All eyes were on Bell, smartly dressed in a tan suit, white button-down shirt and pink bowtie on that particular Sunday in May. As he prepared to talk to the crowd, he flashed a welcoming smile. There is no question why the phrase, “A Friendly Church with a Friendly Pastor,” is prominently featured on the church’s Web site.
As Bell began to share his testimony, it was clear that this was going to be a story that would end with an important lesson. You could see it in his eyes — gazing out at the congregation from behind the lenses of his black-rimmed glasses — and hear it in his voice, which reverberated through the sanctuary.
“A couple of weeks ago, I had been feeling tired and I didn’t know exactly what it was so I went to the doctor,” said Bell. “I said, ‘I’m just tired. I don’t know why I’m tired like this all the time.’”
The doctor asked him if he was getting enough sleep, to which he replied, “Sometimes.” When the doctor suggested that a lack of sleep could be contributing to how he was feeling, he remembered something he learned through the Living Well with Chronic Disease classes provided by Tanner Health System’s Get Healthy, Live Well. He learned about the importance of taking an active role in his health care and how to better communicate with healthcare providers.
Before taking the classes, he would let his doctor decide what healthcare options were best for him without providing much input himself. But during his recent doctor’s visit, Bell asked for a colonoscopy even though he wasn’t due for another exam until 2019. He had the colonoscopy, which uncovered a flat polyp.
Bell later found out that it was non-cancerous.
“We have to be proactive in talking to our healthcare providers, talking to them and telling them how we feel,” he said.
The Living Well with Chronic Disease program helped nine First Baptist Church of Carrollton members learn how to talk to their healthcare providers and self-manage their chronic diseases. Those who completed the class were Elerie Daniel, Helen Dukes, Gail Reddish, Emanuel Geter, Nettie Geter, Corlis Long, Cherry Mays, Evelyn Moss and Clois Reese. The class was taught by Bell and Jarvis Daniel.
First Baptist Church of Carrollton partnered with Get Healthy, Live Well to offer the Living Well with Chronic Disease program, which was developed by Stanford University. The six-session Living Well program helps participants manage any chronic disease, including arthritis, cancer, depression, diabetes, heart disease and hypertension. Family members and informal caregivers are also encouraged to attend classes.

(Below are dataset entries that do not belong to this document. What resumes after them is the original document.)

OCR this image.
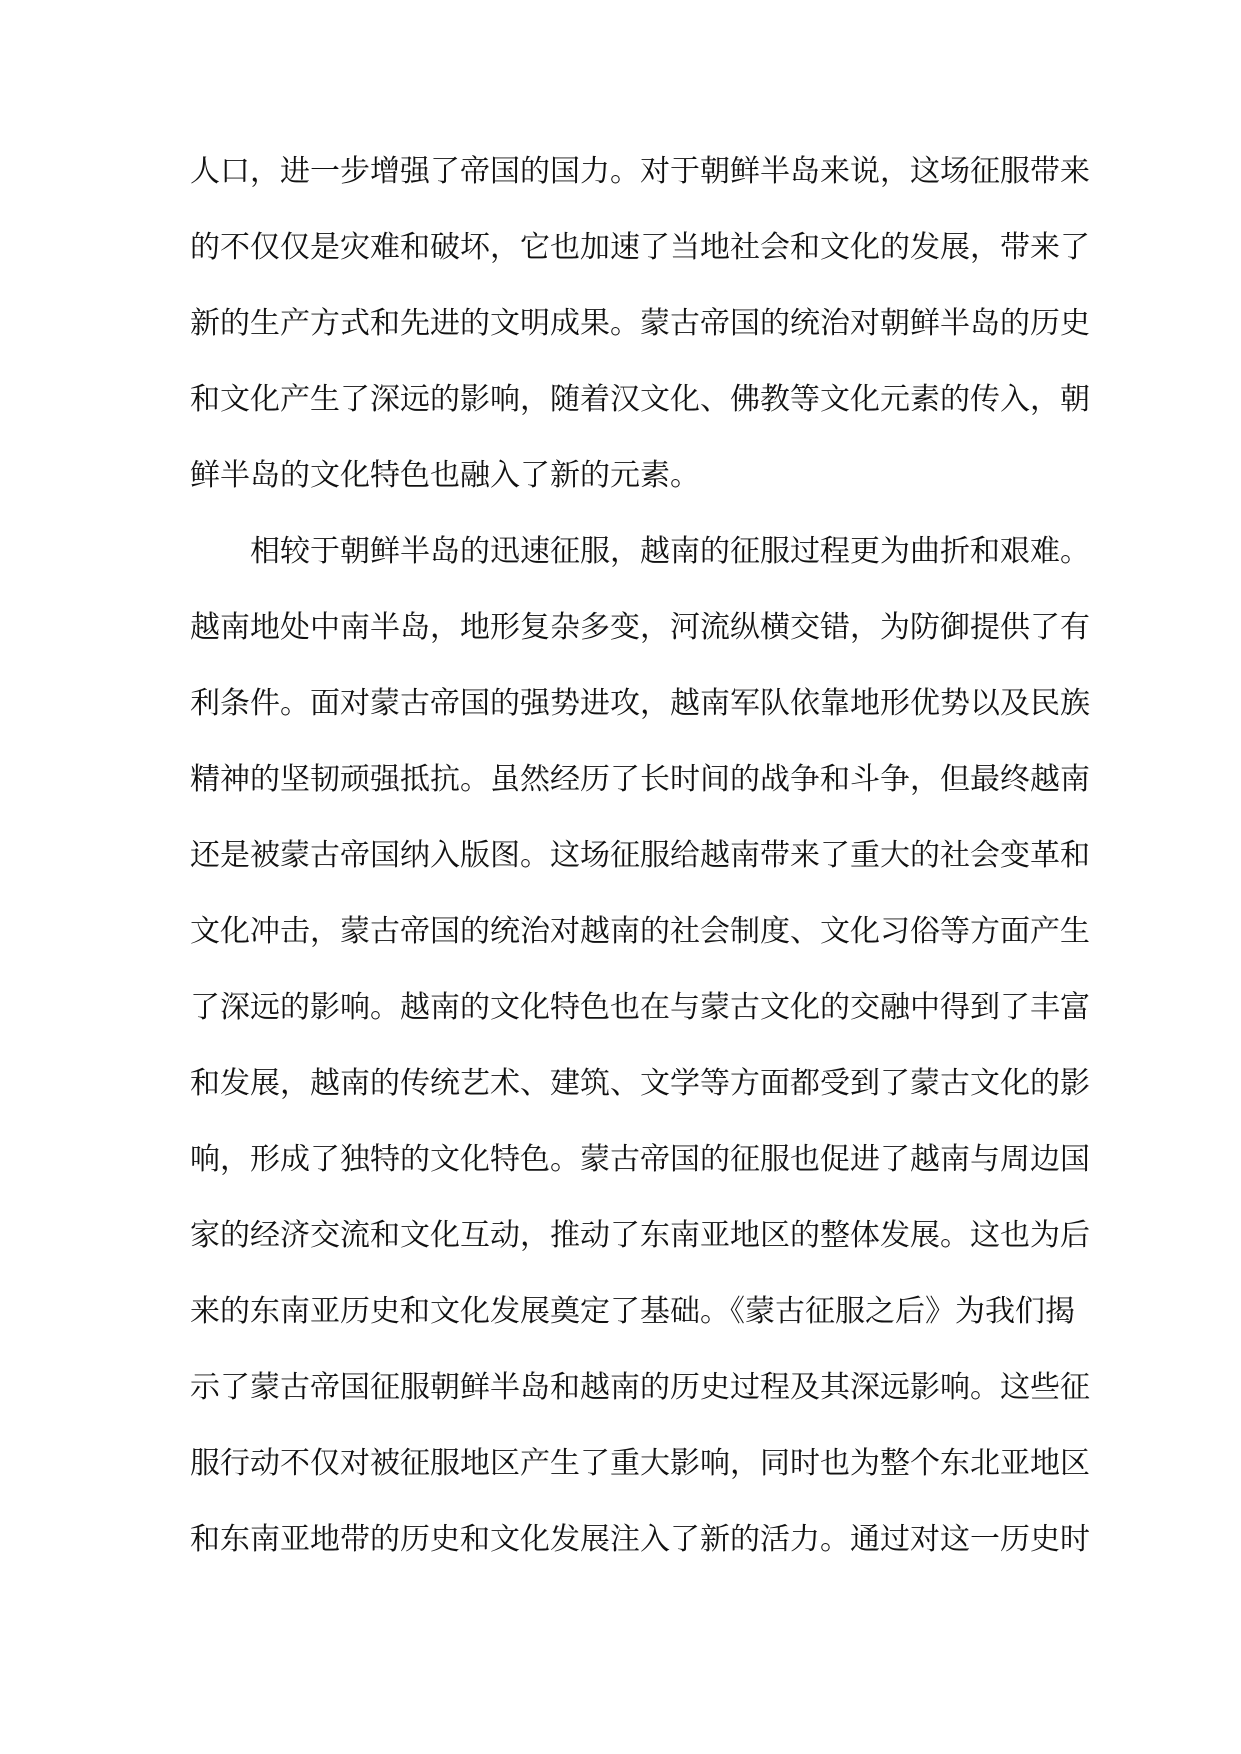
人口，进一步增强了帝国的国力。对于朝鲜半岛来说，这场征服带来
的不仅仅是灾难和破坏，它也加速了当地社会和文化的发展，带来了
新的生产方式和先进的文明成果。蒙古帝国的统治对朝鲜半岛的历史
和文化产生了深远的影响，随着汉文化、佛教等文化元素的传入，朝
鲜半岛的文化特色也融入了新的元素。
相较于朝鲜半岛的迅速征服，越南的征服过程更为曲折和艰难。
越南地处中南半岛，地形复杂多变，河流纵横交错，为防御提供了有
利条件。面对蒙古帝国的强势进攻，越南军队依靠地形优势以及民族
精神的坚韧顽强抵抗。虽然经历了长时间的战争和斗争，但最终越南
还是被蒙古帝国纳入版图。这场征服给越南带来了重大的社会变革和
文化冲击，蒙古帝国的统治对越南的社会制度、文化习俗等方面产生
了深远的影响。越南的文化特色也在与蒙古文化的交融中得到了丰富
和发展，越南的传统艺术、建筑、文学等方面都受到了蒙古文化的影
响，形成了独特的文化特色。蒙古帝国的征服也促进了越南与周边国
家的经济交流和文化互动，推动了东南亚地区的整体发展。这也为后
来的东南亚历史和文化发展奠定了基础。《蒙古征服之后》为我们揭
示了蒙古帝国征服朝鲜半岛和越南的历史过程及其深远影响。这些征
服行动不仅对被征服地区产生了重大影响，同时也为整个东北亚地区
和东南亚地带的历史和文化发展注入了新的活力。通过对这一历史时
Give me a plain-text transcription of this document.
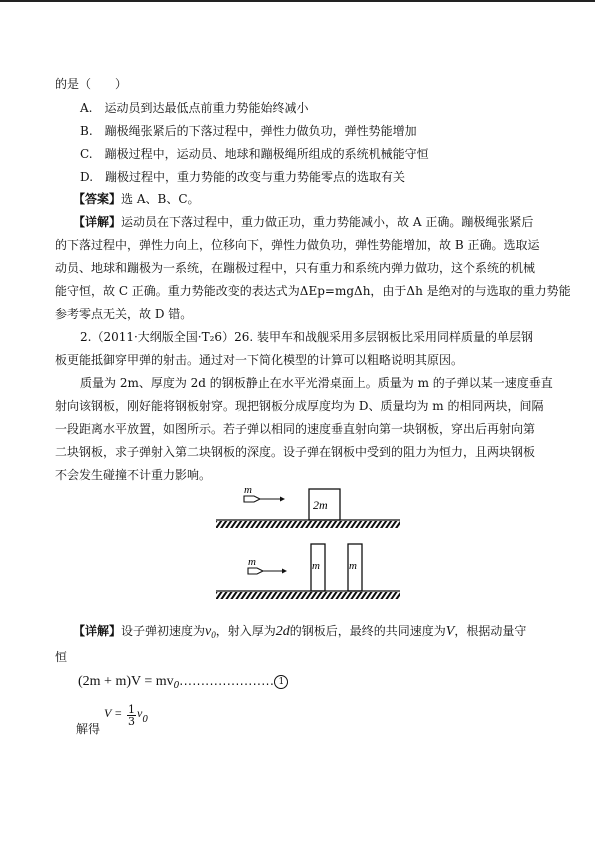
的是（　　）
A.　运动员到达最低点前重力势能始终减小
B.　蹦极绳张紧后的下落过程中，弹性力做负功，弹性势能增加
C.　蹦极过程中，运动员、地球和蹦极绳所组成的系统机械能守恒
D.　蹦极过程中，重力势能的改变与重力势能零点的选取有关
【答案】选 A、B、C。
【详解】运动员在下落过程中，重力做正功，重力势能减小，故 A 正确。蹦极绳张紧后
的下落过程中，弹性力向上，位移向下，弹性力做负功，弹性势能增加，故 B 正确。选取运
动员、地球和蹦极为一系统，在蹦极过程中，只有重力和系统内弹力做功，这个系统的机械
能守恒，故 C 正确。重力势能改变的表达式为ΔEp=mgΔh，由于Δh 是绝对的与选取的重力势能
参考零点无关，故 D 错。
2.（2011·大纲版全国·T₂6）26. 装甲车和战舰采用多层钢板比采用同样质量的单层钢
板更能抵御穿甲弹的射击。通过对一下简化模型的计算可以粗略说明其原因。
质量为 2m、厚度为 2d 的钢板静止在水平光滑桌面上。质量为 m 的子弹以某一速度垂直
射向该钢板，刚好能将钢板射穿。现把钢板分成厚度均为 D、质量均为 m 的相同两块，间隔
一段距离水平放置，如图所示。若子弹以相同的速度垂直射向第一块钢板，穿出后再射向第
二块钢板，求子弹射入第二块钢板的深度。设子弹在钢板中受到的阻力为恒力，且两块钢板
不会发生碰撞不计重力影响。
2m
m
m	m
m
【详解】设子弹初速度为$v_0$，射入厚为2d的钢板后，最终的共同速度为V，根据动量守
恒
$(2m + m)V = mv_0$...................... 1
$V = \frac{1}{3} v_0$
解得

During the church service, Geter shared more details about the class.
“The class was designed to help people with chronic conditions become positive, active self-managers, and if you’re going to be a self-manager, you need self-management skills,” she said. “We learned and practiced self-management skills that can be used on a daily basis while living with chronic conditions.”
She went on to discuss three important self-management tools they used to help make their lives easier — problem solving, decision making and action planning.

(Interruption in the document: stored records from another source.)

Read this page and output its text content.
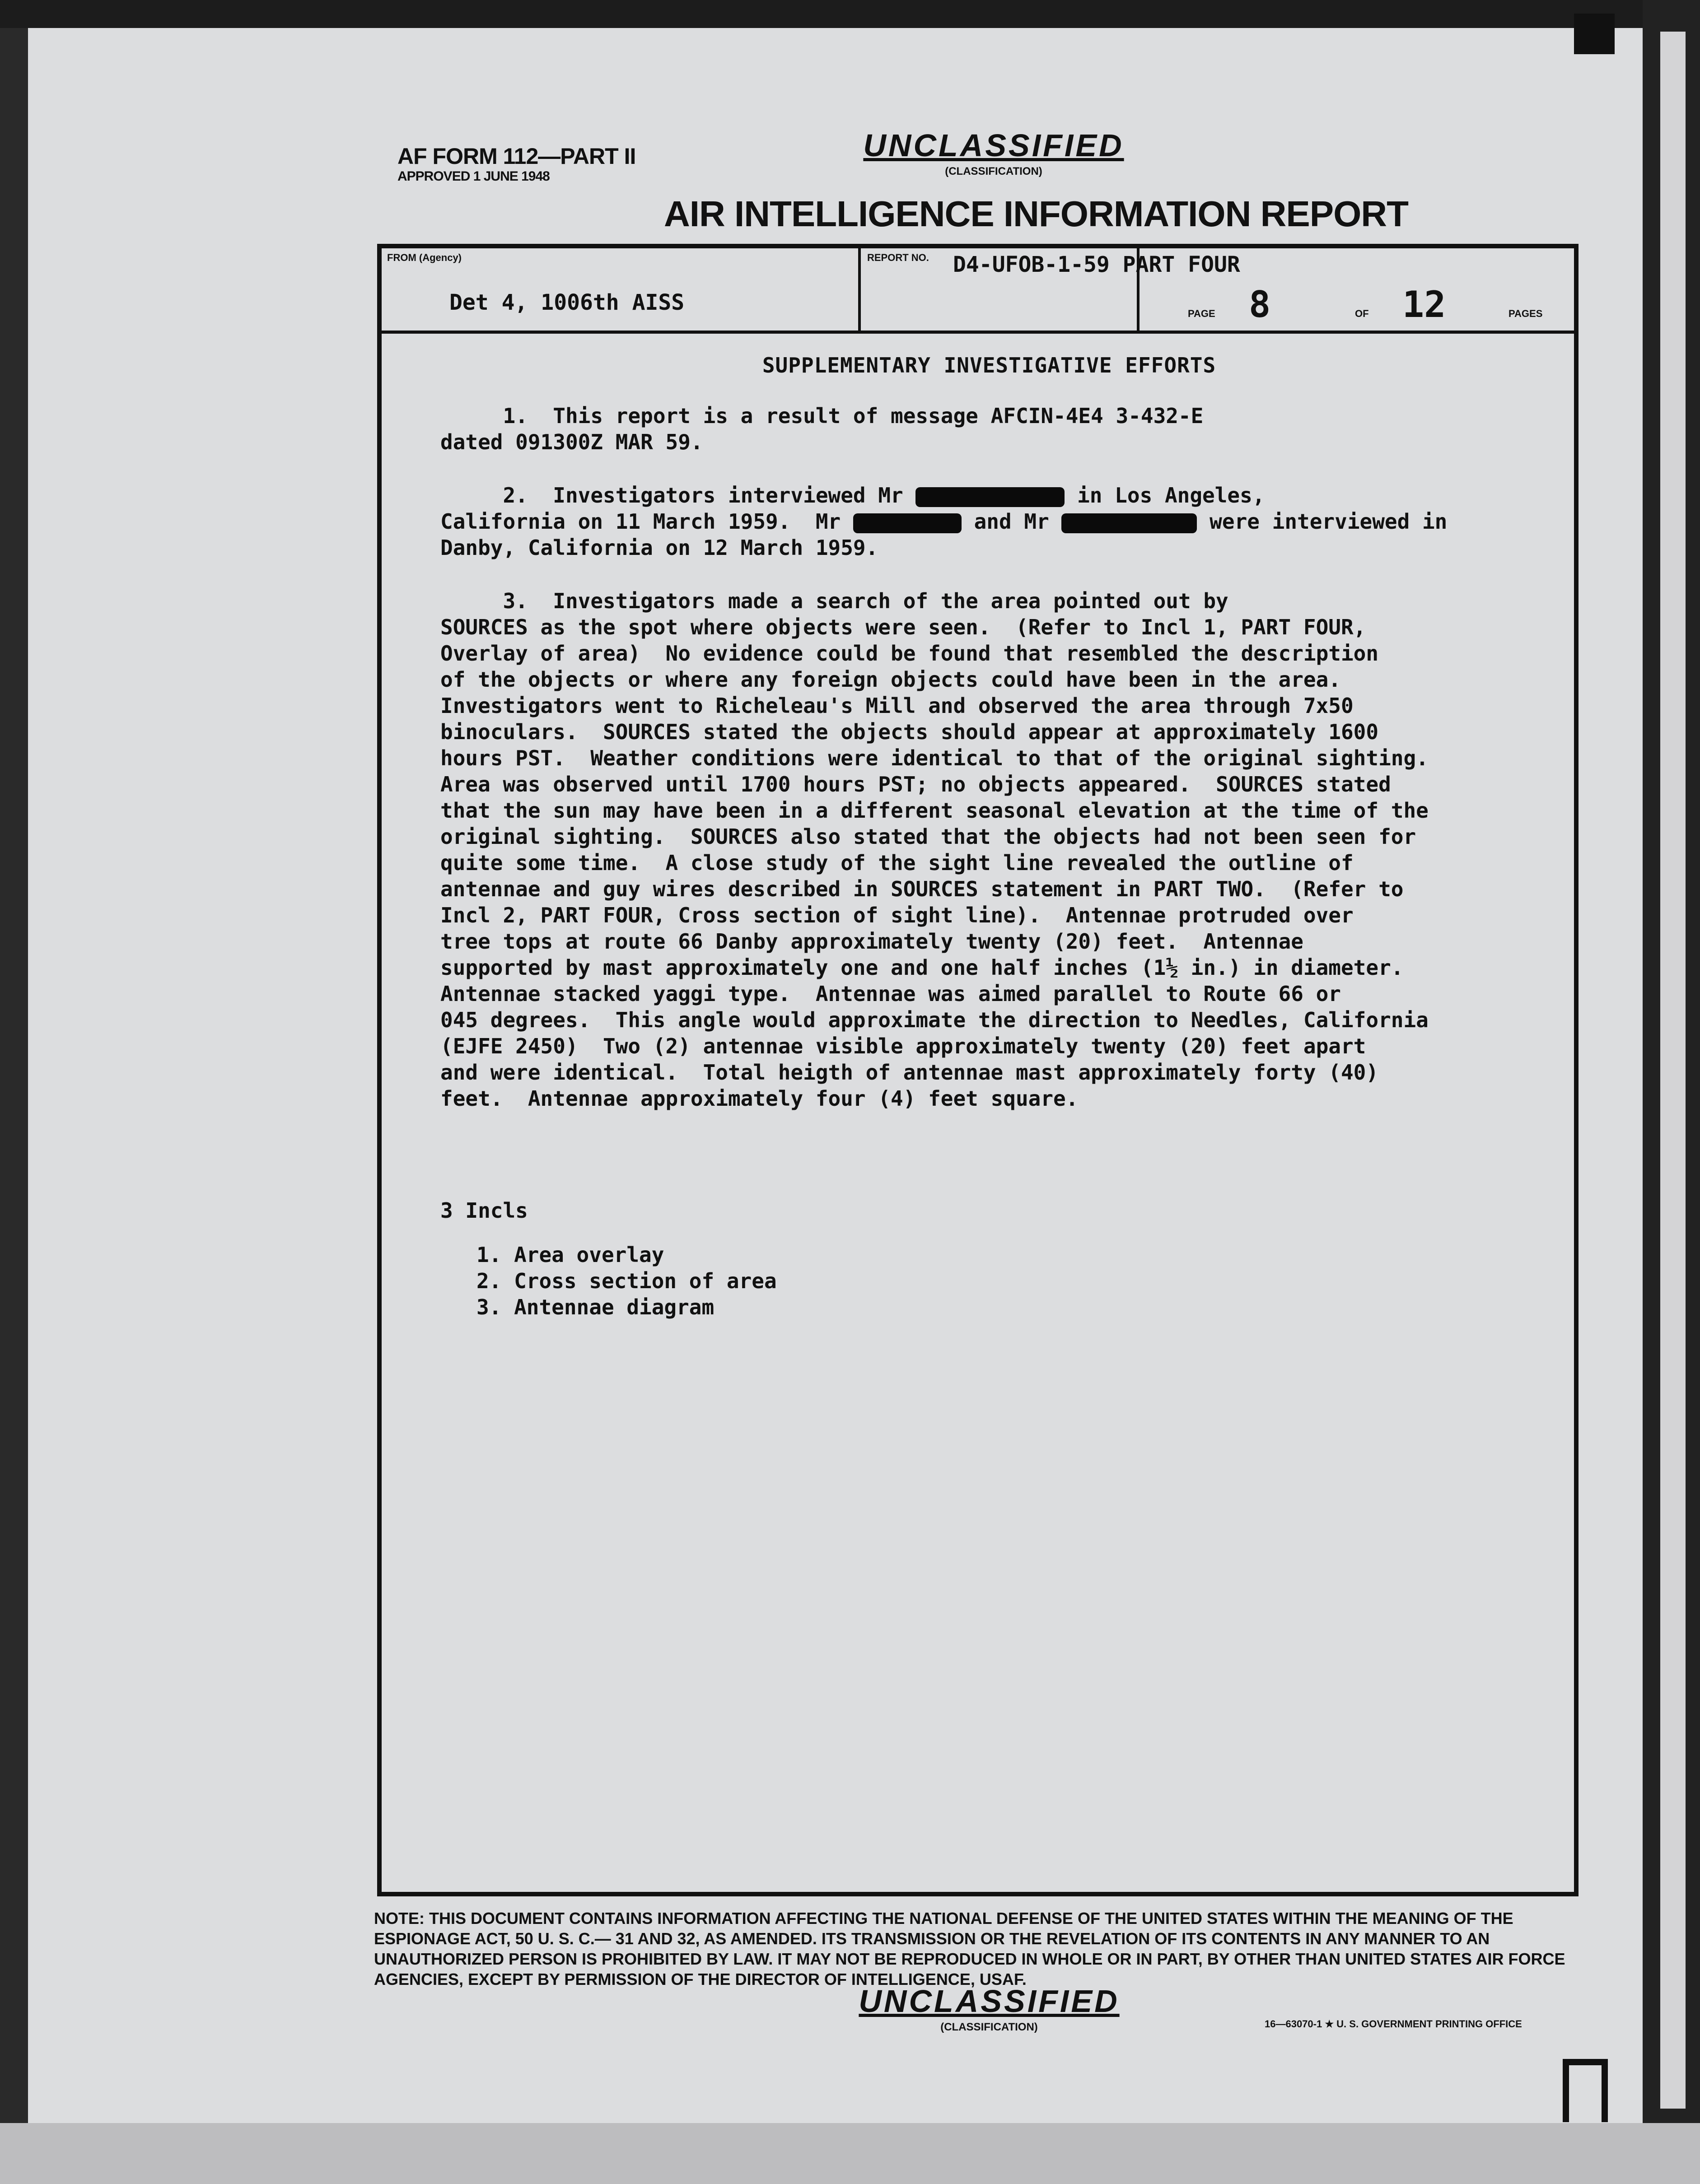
AF FORM 112—PART II
APPROVED 1 JUNE 1948
UNCLASSIFIED
(CLASSIFICATION)
AIR INTELLIGENCE INFORMATION REPORT
FROM (Agency)
Det 4, 1006th AISS
REPORT NO. D4-UFOB-1-59 PART FOUR
PAGE 8	OF 12	PAGES
SUPPLEMENTARY INVESTIGATIVE EFFORTS
1.  This report is a result of message AFCIN-4E4 3-432-E
dated 091300Z MAR 59.
2.  Investigators interviewed Mr	in Los Angeles,
California on 11 March 1959.  Mr	and Mr	were interviewed in
Danby, California on 12 March 1959.
3.  Investigators made a search of the area pointed out by
SOURCES as the spot where objects were seen.  (Refer to Incl 1, PART FOUR,
Overlay of area)  No evidence could be found that resembled the description
of the objects or where any foreign objects could have been in the area.
Investigators went to Richeleau's Mill and observed the area through 7x50
binoculars.  SOURCES stated the objects should appear at approximately 1600
hours PST.  Weather conditions were identical to that of the original sighting.
Area was observed until 1700 hours PST; no objects appeared.  SOURCES stated
that the sun may have been in a different seasonal elevation at the time of the
original sighting.  SOURCES also stated that the objects had not been seen for
quite some time.  A close study of the sight line revealed the outline of
antennae and guy wires described in SOURCES statement in PART TWO.  (Refer to
Incl 2, PART FOUR, Cross section of sight line).  Antennae protruded over
tree tops at route 66 Danby approximately twenty (20) feet.  Antennae
supported by mast approximately one and one half inches (1½ in.) in diameter.
Antennae stacked yaggi type.  Antennae was aimed parallel to Route 66 or
045 degrees.  This angle would approximate the direction to Needles, California
(EJFE 2450)  Two (2) antennae visible approximately twenty (20) feet apart
and were identical.  Total heigth of antennae mast approximately forty (40)
feet.  Antennae approximately four (4) feet square.
3 Incls
1. Area overlay
2. Cross section of area
3. Antennae diagram
NOTE: THIS DOCUMENT CONTAINS INFORMATION AFFECTING THE NATIONAL DEFENSE OF THE UNITED STATES WITHIN THE MEANING OF THE ESPIONAGE ACT, 50 U. S. C.— 31 AND 32, AS AMENDED. ITS TRANSMISSION OR THE REVELATION OF ITS CONTENTS IN ANY MANNER TO AN UNAUTHORIZED PERSON IS PROHIBITED BY LAW. IT MAY NOT BE REPRODUCED IN WHOLE OR IN PART, BY OTHER THAN UNITED STATES AIR FORCE AGENCIES, EXCEPT BY PERMISSION OF THE DIRECTOR OF INTELLIGENCE, USAF.
UNCLASSIFIED
(CLASSIFICATION)	16—63070-1 ★ U. S. GOVERNMENT PRINTING OFFICE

“The action plans are probably your most important self-management tool,” said Geter. “What we do about something is largely determined by how we think about things; so by learning self-management skills, you can ease the problems of living with your condition or conditions.”

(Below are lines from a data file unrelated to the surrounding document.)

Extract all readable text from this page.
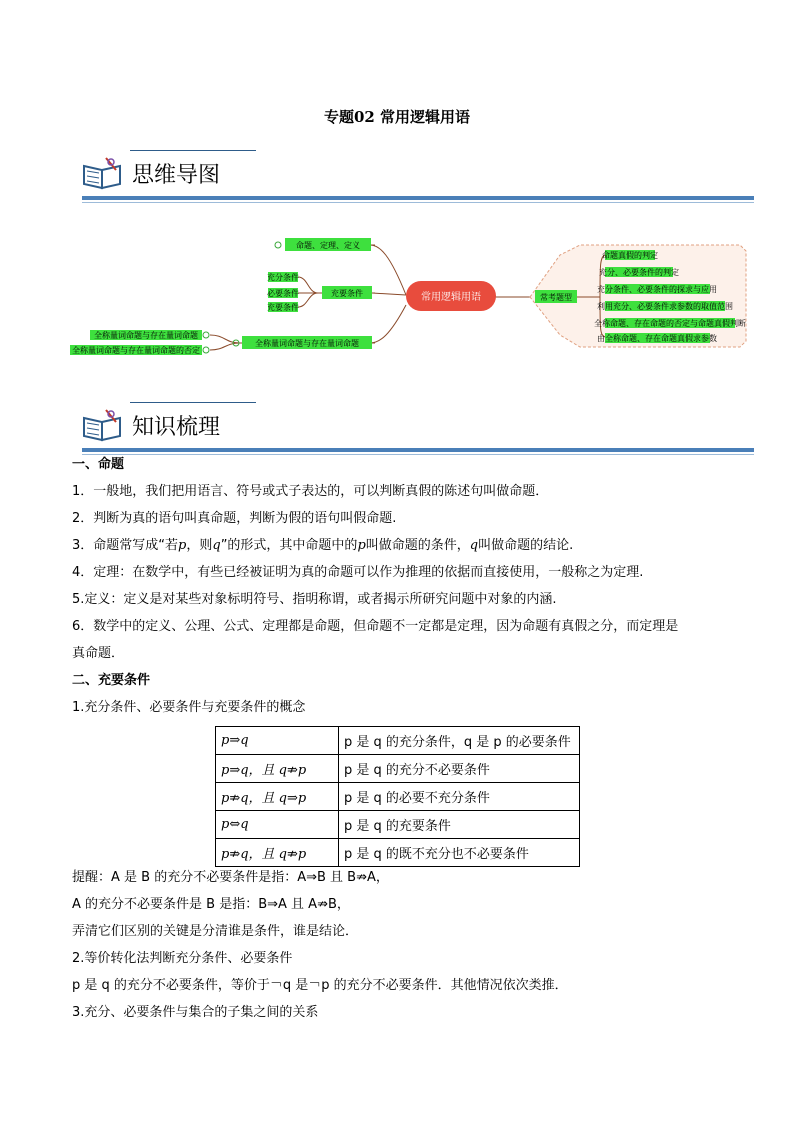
专题02 常用逻辑用语
思维导图
常用逻辑用语
命题、定理、定义
充要条件
充分条件
必要条件
充要条件
全称量词命题与存在量词命题
全称量词命题与存在量词命题
全称量词命题与存在量词命题的否定
常考题型
命题真假的判定
充分、必要条件的判定
充分条件、必要条件的探求与应用
利用充分、必要条件求参数的取值范围
全称命题、存在命题的否定与命题真假判断
由全称命题、存在命题真假求参数
知识梳理

一、命题

1．一般地，我们把用语言、符号或式子表达的，可以判断真假的陈述句叫做命题．

2．判断为真的语句叫真命题，判断为假的语句叫假命题.

3．命题常写成“若p，则q”的形式，其中命题中的p叫做命题的条件，q叫做命题的结论.

4．定理：在数学中，有些已经被证明为真的命题可以作为推理的依据而直接使用，一般称之为定理.

5.定义：定义是对某些对象标明符号、指明称谓，或者揭示所研究问题中对象的内涵.

6．数学中的定义、公理、公式、定理都是命题，但命题不一定都是定理，因为命题有真假之分，而定理是

真命题．

二、充要条件

1.充分条件、必要条件与充要条件的概念

p⇒q	p 是 q 的充分条件，q 是 p 的必要条件
p⇒q，且 q⇏p	p 是 q 的充分不必要条件
p⇏q，且 q⇒p	p 是 q 的必要不充分条件
p⇔q	p 是 q 的充要条件
p⇏q，且 q⇏p	p 是 q 的既不充分也不必要条件

提醒：A 是 B 的充分不必要条件是指：A⇒B 且 B⇏A，

A 的充分不必要条件是 B 是指：B⇒A 且 A⇏B，

弄清它们区别的关键是分清谁是条件，谁是结论．

2.等价转化法判断充分条件、必要条件

p 是 q 的充分不必要条件，等价于￢q 是￢p 的充分不必要条件．其他情况依次类推．

3.充分、必要条件与集合的子集之间的关系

She noted that a person’s attitude can’t cure a chronic condition, but positive attitudes and certain management skills can make his or her condition easier to live with. A healthy way to live with chronic conditions is to work at overcoming physical, emotional and mental problems caused by the condition. The challenge is learning how to function at his or her best regardless of the difficulties life presents.
“The goal is to achieve the things you want to do and get pleasure from life,” said Geter. “You know, God gave us the free will to make choices. If you choose to be an active, positive self-manager, undergo all the best treatments that your healthcare professionals have to offer and be proactive in your day-to-day management, you will live a healthier life.”
Participants also learned how to be better communicators with their family and friends.
“The class was very informative, eye-opening, interesting and enjoyable,” said Geter. “We want to thank our facilitators, Pastor Bell and Brother Daniel. We want to thank Tanner Health System for making the class possible.”